The researchers use molecular genetics methods such as microsatellite analysis to compare inheritable genetic variations of plant traits. Microsatellites are short, non-coding DNA sequence repeats. “Microsatellites are neutral DNA markers that can be used to assess the relatedness of plants in nature,” said van Kleunen. Combined with the phenotypic similarities of plant properties, the microsatellites provide information about heritable genetic variations. “These molecular data have already shown that the relatedness of the investigated plants differs,” said Prof. Dr. van Kleunen.
The results will now be analysed and further investigations will be carried out. “Surveys that attempt to assess the impact of climate change on flora need to run over a long period of time because the evolutionary adaptation of some species takes a long time,” said Prof. van Kleunen summarising his research.

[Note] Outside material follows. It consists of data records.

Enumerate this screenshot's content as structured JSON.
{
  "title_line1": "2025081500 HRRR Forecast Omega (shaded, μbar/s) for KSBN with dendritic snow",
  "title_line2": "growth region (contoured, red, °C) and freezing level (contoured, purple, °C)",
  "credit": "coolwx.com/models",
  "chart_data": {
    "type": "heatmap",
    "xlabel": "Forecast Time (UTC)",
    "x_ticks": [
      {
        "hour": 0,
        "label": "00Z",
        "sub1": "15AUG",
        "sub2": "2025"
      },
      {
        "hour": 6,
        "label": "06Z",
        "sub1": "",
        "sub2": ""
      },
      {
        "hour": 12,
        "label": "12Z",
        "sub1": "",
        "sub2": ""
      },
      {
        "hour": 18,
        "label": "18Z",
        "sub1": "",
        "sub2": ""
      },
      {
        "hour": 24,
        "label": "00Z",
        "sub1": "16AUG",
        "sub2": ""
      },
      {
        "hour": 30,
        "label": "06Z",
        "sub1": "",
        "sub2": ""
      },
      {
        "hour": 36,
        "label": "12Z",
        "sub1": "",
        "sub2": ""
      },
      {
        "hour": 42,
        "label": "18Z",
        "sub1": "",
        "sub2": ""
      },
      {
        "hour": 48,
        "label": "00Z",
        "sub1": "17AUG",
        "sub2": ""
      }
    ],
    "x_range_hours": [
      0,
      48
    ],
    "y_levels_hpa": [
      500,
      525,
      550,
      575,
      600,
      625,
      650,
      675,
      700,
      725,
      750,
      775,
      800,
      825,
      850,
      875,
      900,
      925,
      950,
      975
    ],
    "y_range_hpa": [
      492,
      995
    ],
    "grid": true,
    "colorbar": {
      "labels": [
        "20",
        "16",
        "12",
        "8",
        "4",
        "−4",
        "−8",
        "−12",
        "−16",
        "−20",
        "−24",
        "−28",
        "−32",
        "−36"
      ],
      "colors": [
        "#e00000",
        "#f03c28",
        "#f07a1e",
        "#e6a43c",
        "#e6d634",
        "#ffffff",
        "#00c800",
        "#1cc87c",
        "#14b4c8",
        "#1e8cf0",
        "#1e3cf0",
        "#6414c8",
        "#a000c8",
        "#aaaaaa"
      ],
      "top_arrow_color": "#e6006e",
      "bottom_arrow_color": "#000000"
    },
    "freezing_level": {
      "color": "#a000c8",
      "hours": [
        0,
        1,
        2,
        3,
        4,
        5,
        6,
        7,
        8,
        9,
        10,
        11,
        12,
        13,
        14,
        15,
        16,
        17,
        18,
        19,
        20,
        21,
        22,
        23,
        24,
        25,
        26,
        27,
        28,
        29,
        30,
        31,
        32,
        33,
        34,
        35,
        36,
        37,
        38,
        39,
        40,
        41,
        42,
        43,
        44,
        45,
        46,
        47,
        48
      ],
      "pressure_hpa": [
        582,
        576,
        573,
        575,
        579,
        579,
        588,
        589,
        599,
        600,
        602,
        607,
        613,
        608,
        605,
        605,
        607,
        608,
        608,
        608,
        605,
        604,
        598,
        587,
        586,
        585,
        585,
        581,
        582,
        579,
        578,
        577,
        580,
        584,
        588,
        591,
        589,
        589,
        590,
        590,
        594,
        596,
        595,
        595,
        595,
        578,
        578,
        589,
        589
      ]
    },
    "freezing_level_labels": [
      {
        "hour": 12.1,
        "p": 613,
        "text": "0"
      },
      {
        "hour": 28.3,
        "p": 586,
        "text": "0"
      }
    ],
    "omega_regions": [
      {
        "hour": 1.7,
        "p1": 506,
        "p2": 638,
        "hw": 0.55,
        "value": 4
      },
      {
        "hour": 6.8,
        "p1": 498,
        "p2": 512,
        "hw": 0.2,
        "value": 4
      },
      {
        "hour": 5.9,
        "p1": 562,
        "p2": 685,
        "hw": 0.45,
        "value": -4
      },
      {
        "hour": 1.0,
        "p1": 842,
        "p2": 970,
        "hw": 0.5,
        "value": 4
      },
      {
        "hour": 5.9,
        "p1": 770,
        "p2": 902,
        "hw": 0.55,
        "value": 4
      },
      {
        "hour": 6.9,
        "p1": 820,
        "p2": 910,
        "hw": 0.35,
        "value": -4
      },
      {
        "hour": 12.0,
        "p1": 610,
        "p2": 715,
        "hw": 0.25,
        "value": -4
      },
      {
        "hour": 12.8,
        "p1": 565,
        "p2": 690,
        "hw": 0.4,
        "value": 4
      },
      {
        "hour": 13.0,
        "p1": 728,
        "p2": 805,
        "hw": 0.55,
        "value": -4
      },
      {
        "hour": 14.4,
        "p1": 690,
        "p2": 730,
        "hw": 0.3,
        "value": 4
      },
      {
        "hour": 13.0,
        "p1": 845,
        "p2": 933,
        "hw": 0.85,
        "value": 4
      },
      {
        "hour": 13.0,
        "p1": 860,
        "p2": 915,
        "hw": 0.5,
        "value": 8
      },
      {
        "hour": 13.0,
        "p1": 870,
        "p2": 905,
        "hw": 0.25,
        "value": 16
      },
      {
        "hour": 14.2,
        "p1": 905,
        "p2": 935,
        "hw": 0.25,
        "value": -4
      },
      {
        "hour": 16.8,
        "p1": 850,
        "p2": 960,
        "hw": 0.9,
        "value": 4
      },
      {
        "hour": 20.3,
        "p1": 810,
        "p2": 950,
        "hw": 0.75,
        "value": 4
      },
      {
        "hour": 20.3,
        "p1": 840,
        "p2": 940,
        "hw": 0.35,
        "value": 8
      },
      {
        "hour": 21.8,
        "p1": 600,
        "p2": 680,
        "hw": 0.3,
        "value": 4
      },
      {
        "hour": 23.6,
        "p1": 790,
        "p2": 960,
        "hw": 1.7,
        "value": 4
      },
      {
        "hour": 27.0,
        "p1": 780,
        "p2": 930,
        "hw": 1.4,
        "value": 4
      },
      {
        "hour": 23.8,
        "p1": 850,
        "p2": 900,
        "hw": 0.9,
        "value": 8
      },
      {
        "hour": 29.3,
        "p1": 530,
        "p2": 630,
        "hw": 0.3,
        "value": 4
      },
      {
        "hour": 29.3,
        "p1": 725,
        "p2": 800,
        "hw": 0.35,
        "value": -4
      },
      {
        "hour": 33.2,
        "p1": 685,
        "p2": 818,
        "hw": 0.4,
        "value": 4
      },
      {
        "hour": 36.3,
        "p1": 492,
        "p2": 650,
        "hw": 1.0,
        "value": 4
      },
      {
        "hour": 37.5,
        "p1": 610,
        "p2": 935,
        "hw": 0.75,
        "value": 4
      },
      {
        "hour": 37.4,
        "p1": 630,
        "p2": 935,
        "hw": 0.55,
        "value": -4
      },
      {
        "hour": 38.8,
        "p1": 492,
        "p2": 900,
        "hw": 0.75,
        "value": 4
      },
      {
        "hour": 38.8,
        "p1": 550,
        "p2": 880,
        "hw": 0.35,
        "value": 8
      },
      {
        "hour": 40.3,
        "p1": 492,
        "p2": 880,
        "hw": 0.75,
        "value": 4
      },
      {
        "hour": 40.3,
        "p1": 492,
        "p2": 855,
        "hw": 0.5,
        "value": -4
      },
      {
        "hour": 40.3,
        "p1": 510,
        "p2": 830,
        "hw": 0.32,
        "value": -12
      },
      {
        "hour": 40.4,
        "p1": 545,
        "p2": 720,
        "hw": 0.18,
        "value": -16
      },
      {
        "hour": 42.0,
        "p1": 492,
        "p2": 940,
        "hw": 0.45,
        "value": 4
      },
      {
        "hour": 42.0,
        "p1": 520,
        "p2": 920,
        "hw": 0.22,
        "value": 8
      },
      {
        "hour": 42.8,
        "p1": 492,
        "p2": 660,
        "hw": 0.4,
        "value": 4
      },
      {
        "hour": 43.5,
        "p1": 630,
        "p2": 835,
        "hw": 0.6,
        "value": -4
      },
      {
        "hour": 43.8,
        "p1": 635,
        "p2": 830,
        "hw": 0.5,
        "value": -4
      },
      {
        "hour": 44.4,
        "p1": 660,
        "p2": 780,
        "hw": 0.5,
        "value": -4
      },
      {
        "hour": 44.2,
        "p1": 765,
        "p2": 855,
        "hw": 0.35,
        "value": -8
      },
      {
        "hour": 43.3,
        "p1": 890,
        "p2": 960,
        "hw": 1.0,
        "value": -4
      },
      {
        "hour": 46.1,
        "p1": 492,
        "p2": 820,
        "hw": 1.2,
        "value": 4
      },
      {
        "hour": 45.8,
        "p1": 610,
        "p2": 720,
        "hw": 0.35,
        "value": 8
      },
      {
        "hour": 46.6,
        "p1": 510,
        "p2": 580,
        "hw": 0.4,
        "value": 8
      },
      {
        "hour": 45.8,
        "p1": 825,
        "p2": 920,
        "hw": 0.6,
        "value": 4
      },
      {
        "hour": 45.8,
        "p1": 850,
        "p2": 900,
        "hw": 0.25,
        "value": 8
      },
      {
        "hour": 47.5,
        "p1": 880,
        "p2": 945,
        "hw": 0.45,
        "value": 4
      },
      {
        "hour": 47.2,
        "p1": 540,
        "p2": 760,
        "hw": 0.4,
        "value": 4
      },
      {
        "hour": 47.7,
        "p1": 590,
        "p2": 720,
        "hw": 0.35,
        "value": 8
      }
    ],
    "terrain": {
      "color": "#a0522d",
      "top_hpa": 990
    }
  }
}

Prof. Dr. Mark van Kleunen did his doctoral thesis on the evolution of clonal species life histories under the supervision of Markus Fischer and Bernhard Schmidt. His research interests brought him to the University of KwaZulu-Natal in South Africa where he was involved in a project investigating the pollination of invasive plant species. He returned to the research group led by Markus Fischer at the University of Berne (Switzerland) and was able to establish his own research group. This position was good preparation for his current position as professor at the University of Konstanz, a post he took up in February 2011.